On World Hepatitis Day (28 July) the World Health Organization highlights the urgent need for countries to enhance action to prevent viral hepatitis infection and to ensure that people who have been infected are diagnosed and offered treatment. This year, the Organization is focusing particularly on hepatitis B and C, which together cause approximately 80% of all liver cancer deaths and kill close to 1.4 million people every year.
WHO is alerting people to the risks of contracting hepatitis from unsafe blood, unsafe injections, and sharing drug-injection equipment. Some 11 million people who inject drugs have hepatitis B or C infection. Children born to mothers with hepatitis B or C and sex partners of people with hepatitis are also at risk of becoming infected.
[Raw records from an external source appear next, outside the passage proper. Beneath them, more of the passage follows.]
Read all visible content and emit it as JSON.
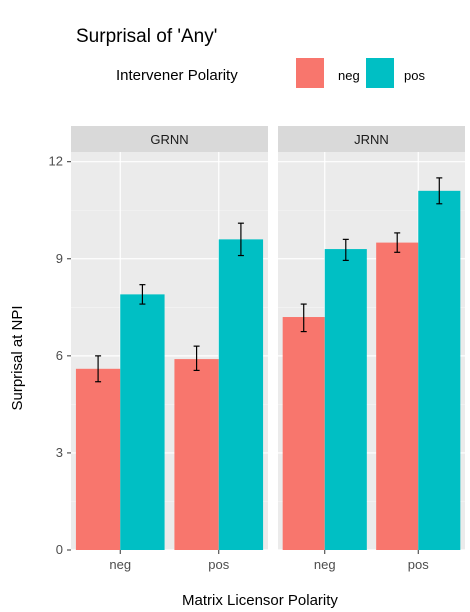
{
  "chart_data": {
    "type": "bar",
    "title": "Surprisal of 'Any'",
    "xlabel": "Matrix Licensor Polarity",
    "ylabel": "Surprisal at NPI",
    "ylim": [
      0,
      12.3
    ],
    "yticks": [
      0,
      3,
      6,
      9,
      12
    ],
    "categories": [
      "neg",
      "pos"
    ],
    "legend": {
      "title": "Intervener Polarity",
      "position": "top",
      "entries": [
        {
          "name": "neg",
          "color": "#F8766D"
        },
        {
          "name": "pos",
          "color": "#00BFC4"
        }
      ]
    },
    "grid": true,
    "panels": [
      {
        "name": "GRNN",
        "series": [
          {
            "name": "neg",
            "values": [
              5.6,
              5.9
            ],
            "err_low": [
              5.2,
              5.55
            ],
            "err_high": [
              6.0,
              6.3
            ]
          },
          {
            "name": "pos",
            "values": [
              7.9,
              9.6
            ],
            "err_low": [
              7.6,
              9.1
            ],
            "err_high": [
              8.2,
              10.1
            ]
          }
        ]
      },
      {
        "name": "JRNN",
        "series": [
          {
            "name": "neg",
            "values": [
              7.2,
              9.5
            ],
            "err_low": [
              6.75,
              9.2
            ],
            "err_high": [
              7.6,
              9.8
            ]
          },
          {
            "name": "pos",
            "values": [
              9.3,
              11.1
            ],
            "err_low": [
              8.95,
              10.7
            ],
            "err_high": [
              9.6,
              11.5
            ]
          }
        ]
      }
    ]
  }
}
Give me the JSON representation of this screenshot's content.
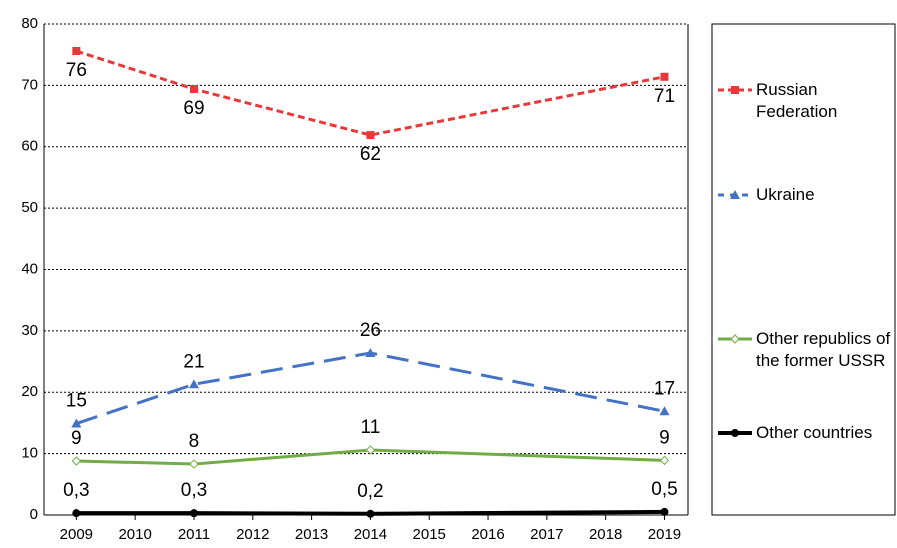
{
  "chart_data": {
    "type": "line",
    "x": [
      2009,
      2011,
      2014,
      2019
    ],
    "xlim": [
      2008.45,
      2019.4
    ],
    "xticks": [
      2009,
      2010,
      2011,
      2012,
      2013,
      2014,
      2015,
      2016,
      2017,
      2018,
      2019
    ],
    "ylim": [
      0,
      80
    ],
    "yticks": [
      0,
      10,
      20,
      30,
      40,
      50,
      60,
      70,
      80
    ],
    "grid": true,
    "legend": "right",
    "series": [
      {
        "name": "Russian Federation",
        "color": "#e8383a",
        "values": [
          75.6,
          69.4,
          61.9,
          71.4
        ],
        "value_labels": [
          "76",
          "69",
          "62",
          "71"
        ]
      },
      {
        "name": "Ukraine",
        "color": "#4472c4",
        "values": [
          14.9,
          21.3,
          26.4,
          16.9
        ],
        "value_labels": [
          "15",
          "21",
          "26",
          "17"
        ]
      },
      {
        "name": "Other republics of the former USSR",
        "color": "#70ad47",
        "values": [
          8.8,
          8.3,
          10.6,
          8.9
        ],
        "value_labels": [
          "9",
          "8",
          "11",
          "9"
        ]
      },
      {
        "name": "Other countries",
        "color": "#000000",
        "values": [
          0.3,
          0.3,
          0.2,
          0.5
        ],
        "value_labels": [
          "0,3",
          "0,3",
          "0,2",
          "0,5"
        ]
      }
    ]
  }
}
The Organization emphasizes the need for all health services to reduce risks by using only sterile equipment for injections and other medical procedures, to test all donated blood and blood components for hepatitis B and C (as well as HIV and syphilis) and to promote the use of the hepatitis B vaccine. Safer sex practices, including minimizing the number of partners and using barrier protective measures (condoms), also protect against transmission.
Approximately, two million people a year contract hepatitis from unsafe injections. These infections can be averted through the use of sterile syringes that are specifically designed to prevent reuse.
Eliminating unnecessary injections is also an effective strategy to protect against hepatitis transmission. There are 16 billion injections administered every year. Around 5% of these injections are for immunization, a further 5% for procedures like blood transfusions and injectable contraceptives, and the remaining 90% to administer medicines. For many diseases, injections are not the first recommended course of treatment and oral medications could be used.
WHO recommends vaccinating all children against hepatitis B infection, from which approximately 780 000 people die each year. A safe and effective vaccine can protect from hepatitis B infection for life. Ideally, the vaccine should be given as soon as possible after birth, preferably within 24 hours. The birth dose should be followed by 2 or 3 doses to complete the vaccine series.
WHO also recommends vaccinating adults who are at increased risk of acquiring hepatitis B. These include people who frequently require blood or blood products (for example dialysis patients), health-care workers, people who inject drugs, household and sexual contacts of people with chronic hepatitis B, and people with multiple sexual partners.
Since 1982, over 1 billion doses of hepatitis B vaccine have been used worldwide and millions of future deaths from liver cancer and cirrhosis have been prevented. In a number of countries where around 1 in 10 children used to become chronically infected with the hepatitis B virus, vaccination has reduced the rate of chronic infection to less than 1 in 100 among immunized children. To date, there is no available vaccine against hepatitis C.
Medicines are now available that can cure most people with hepatitis C and control hepatitis B infection. People who receive these medicines are much less likely to die from liver cancer and cirrhosis and much less likely to transmit the virus to others. WHO therefore urges people who think they might have been exposed to hepatitis to get tested so they can find out whether they need treatment to improve their own health and reduce the risk of transmission.
Earlier this year, WHO issued new guidelines for treatment of hepatitis B infection. These recommend using simple non-invasive tests to assess the stage of liver disease to help identify who needs treatment. WHO also calls for prioritizing treatment for those with cirrhosis - the most advanced stage of liver disease and for the use of two safe and highly effective medicines, tenofovir or entecavir. Continued monitoring using simple tests is important to assess whether treatment is working, and if it can be stopped.
In 2014, WHO issued guidance for testing and treatment of hepatitis C infection. WHO recommends providing testing for people considered at high risk of infection and ensuring treatment for those who have the virus with several effective medicines, including new regimens that use only oral medicines. WHO will update recommendations on drug treatments periodically as new antiviral medicines become available and as new evidence emerges.
This year, WHO’s flagship event takes place in Egypt, a country that has one of the world’s highest hepatitis burdens. It is estimated that 10% of the population between 15 and 59 years is chronically infected with hepatitis C. Between 2007 and 2014, more than 350 000 people with hepatitis C have been treated. Since the introduction of newer, more effective medicines in 2014, the number of people being treated continues to increase. Today, 32 dedicated treatment centres are providing treatment at the Government’s expense.
Egypt is also highlighting hepatitis prevention. WHO is helping the country develop national blood safety standards and has selected it as one of 3 pilot countries for its new Global Injection Safety Initiative. WHO will provide support over the next 3 years to reduce unnecessary injections and help transition to the exclusive use of syringes that can only be used once.
In September this year, countries will have the opportunity to share best practice at the first-ever World Hepatitis Summit to be held in Glasgow, Scotland. The summit, which is co-sponsored by WHO, the Scottish Government and the World Hepatitis Alliance, aims to raise the global profile of viral hepatitis, to create a platform for exchange of country experiences and to focus on working with countries to develop national action plans.